Let me now turn to a few key metrics. Consolidated payment processing transactions increased 14% over the prior year with North America increasing 7%. Existing customer gallons domestically or same-store sales was more or less flat with Q2 down roughly 0.8%. We continue to believe our same-store sales trends which have been relatively consistent reflect the broader macroeconomic landscape. That said we continue to focus on driving new customer wins and acquisitions which has helped contribute to our overall growth.

Breaking down same-store sales by SIC code, our largest concentrations are business services, which was positive for the quarter and construction which was slightly negative for the quarter. Regionally, the Southwest posted strong positive same-store sales growth while the Southeast was the weakest region. In terms of vehicle growth, the total number of vehicle service average $6.5 million, a 29% increase from the same period last year driven by the launch of BP Australia last quarter, the acquisition of Wright Express Australia and fleet wins in North America.

Our core fleet business in North America has performed steadily and we continue to have low voluntary attrition rates at 1.4% for the quarter.
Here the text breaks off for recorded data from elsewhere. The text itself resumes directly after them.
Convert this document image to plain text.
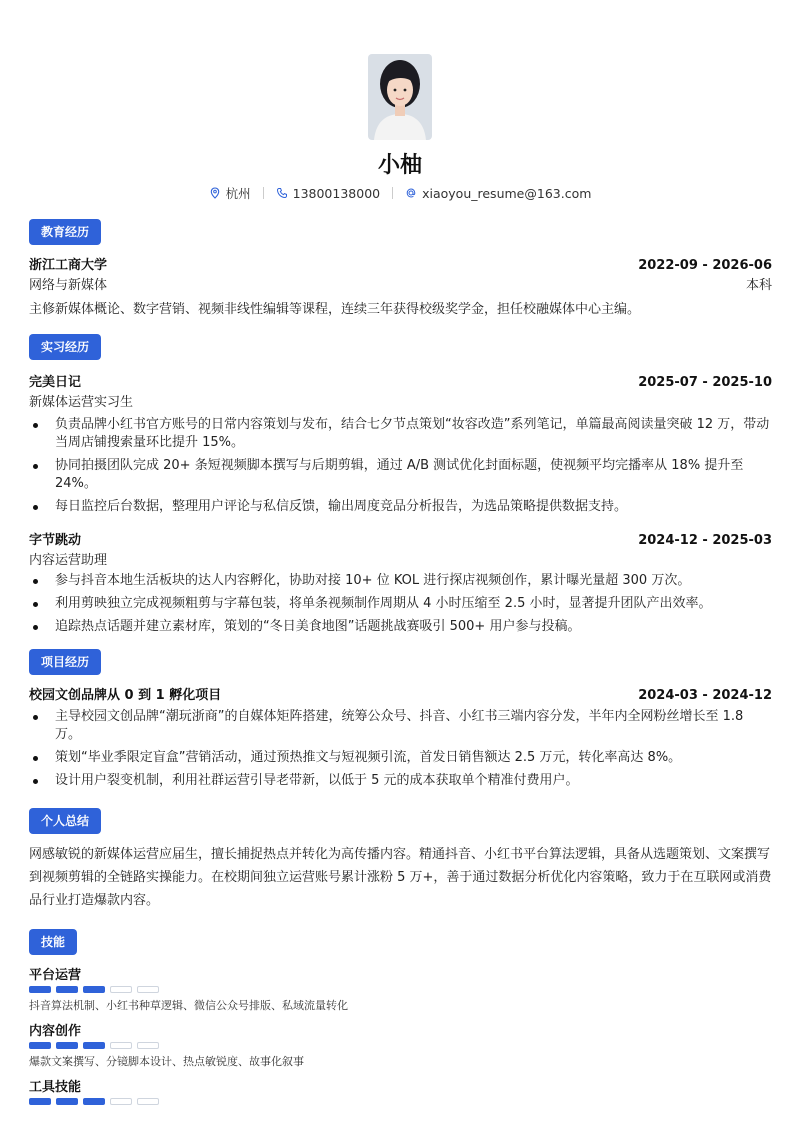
小柚
杭州	13800138000	xiaoyou_resume@163.com
教育经历
浙江工商大学	2022-09 - 2026-06
网络与新媒体	本科
主修新媒体概论、数字营销、视频非线性编辑等课程，连续三年获得校级奖学金，担任校融媒体中心主编。
实习经历
完美日记	2025-07 - 2025-10
新媒体运营实习生
负责品牌小红书官方账号的日常内容策划与发布，结合七夕节点策划“妆容改造”系列笔记，单篇最高阅读量突破 12 万，带动当周店铺搜索量环比提升 15%。
协同拍摄团队完成 20+ 条短视频脚本撰写与后期剪辑，通过 A/B 测试优化封面标题，使视频平均完播率从 18% 提升至 24%。
每日监控后台数据，整理用户评论与私信反馈，输出周度竞品分析报告，为选品策略提供数据支持。
字节跳动	2024-12 - 2025-03
内容运营助理
参与抖音本地生活板块的达人内容孵化，协助对接 10+ 位 KOL 进行探店视频创作，累计曝光量超 300 万次。
利用剪映独立完成视频粗剪与字幕包装，将单条视频制作周期从 4 小时压缩至 2.5 小时，显著提升团队产出效率。
追踪热点话题并建立素材库，策划的“冬日美食地图”话题挑战赛吸引 500+ 用户参与投稿。
项目经历
校园文创品牌从 0 到 1 孵化项目	2024-03 - 2024-12
主导校园文创品牌“潮玩浙商”的自媒体矩阵搭建，统筹公众号、抖音、小红书三端内容分发，半年内全网粉丝增长至 1.8 万。
策划“毕业季限定盲盒”营销活动，通过预热推文与短视频引流，首发日销售额达 2.5 万元，转化率高达 8%。
设计用户裂变机制，利用社群运营引导老带新，以低于 5 元的成本获取单个精准付费用户。
个人总结
网感敏锐的新媒体运营应届生，擅长捕捉热点并转化为高传播内容。精通抖音、小红书平台算法逻辑，具备从选题策划、文案撰写到视频剪辑的全链路实操能力。在校期间独立运营账号累计涨粉 5 万+，善于通过数据分析优化内容策略，致力于在互联网或消费品行业打造爆款内容。
技能
平台运营
抖音算法机制、小红书种草逻辑、微信公众号排版、私域流量转化
内容创作
爆款文案撰写、分镜脚本设计、热点敏锐度、故事化叙事
工具技能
This is one of the lowest attrition rates we see since 2008. In North America, our private label channel continues to be a source of opportunity for us and positions us well for future growth. Last quarter, we discussed that we had signed Wawa as the customer and I’m happy to report that they have gone alive during the third quarter and we have begun implementation on the Pep Boys program announced in August.

We expect GoGas which was signed earlier this year to begin implementation in the fourth quarter and we just signed a seven-year extension with Sunoco. And we expect to announce the signing of another regional lower company who has a portfolio to convert is scheduled to go alive next year. This private label programs all provide access to small businesses and a critical mass to our strategy down market.

Looking ahead, we expect to see nice transaction growth in our core fleet business as we increased our penetration down market and take market share from our competitors up market. We also continue to look for ways to capitalize on market opportunities and expand our product offering as we build the business for future growth. As an example in August, we launched our OTR-PRO fuel card program through a strategic alliance with Sky Capital LLC. This program is designed to meet the needs of long haul fleet in truck stop owners, an area where we are currently under-penetrated.